Die ganze Situation verströmt ein Aroma anderer Epochen. Viele nehmen an, dass diese Phänomene jenen entsprechen, die sich in Deutschland in den 30er Jahren zeigten, bevor Hitler an die Macht aufstieg. Andere betonen, dass in Krisenzeiten die Zunahme der Fremdenangst und der Aufstieg der dieser hauptsächlich Ausdruck verleihenden Rechtsextremisten eine natürliche Folge sei. Schließlich gibt es etliche Stimmen, die betonen, dass wenn der Staat schläft, der Schattenstaat aufwacht. Erleben wir also, wie das Ei der Schlange ausgebrütet wird?

Georgios Anestopoulos alias der “Falke der Ägäis”
Eine dieser in Rede stehenden Gruppen, die mit der Bekundung in Erscheinung traten, “die Bürger vor der Gnade und Ungnade der Gangster schützen zu werden“, und sich im Visier der Untersuchungen befindet, nennt sich “Patriotische Bürgerwehr” (PP, griechisch: Πατριωτική Πολιτοφυλακή / ΠΠ). Ihr Sprecher ist Georgios Anestopoulos, der ebenfalls auch als “Falke der Ägäis” unterzeichnet. “Die Zivile Bürgerwehr” ist eine von den (griechenlandweit) hunderten Gruppen von Reservisten, die mit der einen oder anderen Weise, Physiognomie und Formation ihre militärische Ausbildung sogar auch in ihrem zivilen Leben fortsetzen“, meint er.

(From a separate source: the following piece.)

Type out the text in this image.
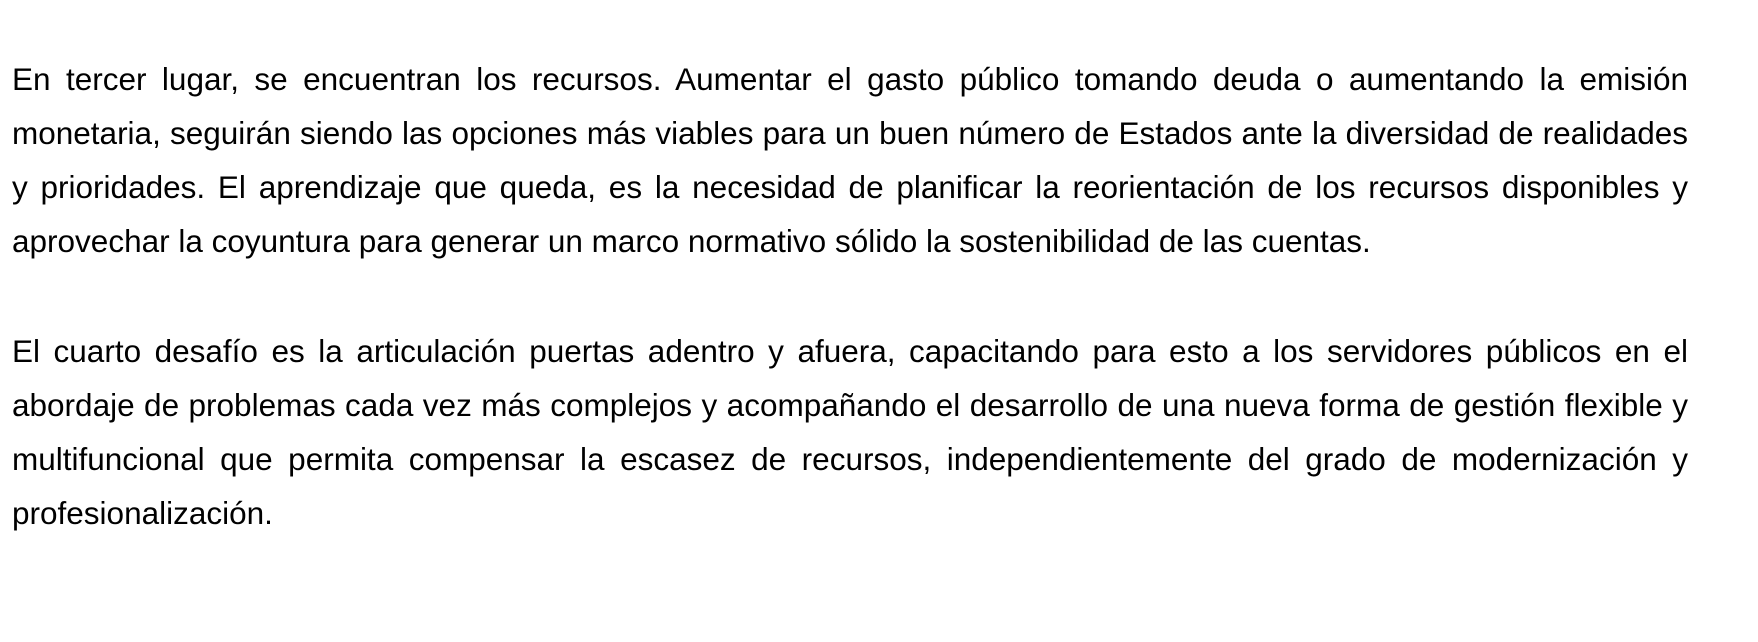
En tercer lugar, se encuentran los recursos. Aumentar el gasto público tomando deuda o aumentando la emisión monetaria, seguirán siendo las opciones más viables para un buen número de Estados ante la diversidad de realidades y prioridades. El aprendizaje que queda, es la necesidad de planificar la reorientación de los recursos disponibles y aprovechar la coyuntura para generar un marco normativo sólido la sostenibilidad de las cuentas.

El cuarto desafío es la articulación puertas adentro y afuera, capacitando para esto a los servidores públicos en el abordaje de problemas cada vez más complejos y acompañando el desarrollo de una nueva forma de gestión flexible y multifuncional que permita compensar la escasez de recursos, independientemente del grado de modernización y profesionalización.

Wie der Sprecher der PP erklärt, besteht der Ehrgeiz der Organisation darin, in Kriegszeiten “eine organisierte Bürgerwehreinheit aus nicht Einberufenen und Frauen zurückzulassen, welche zum Schutz der Zivilbevölkerung vor den ausländischen feindlichen Truppen beitragen können“. Er betont jedoch, dass “die Beteiligung an der Unterdrückung der Protestbewegungen des Volkes niemals in unseren Absichten lag und auch niemals liegen wird“.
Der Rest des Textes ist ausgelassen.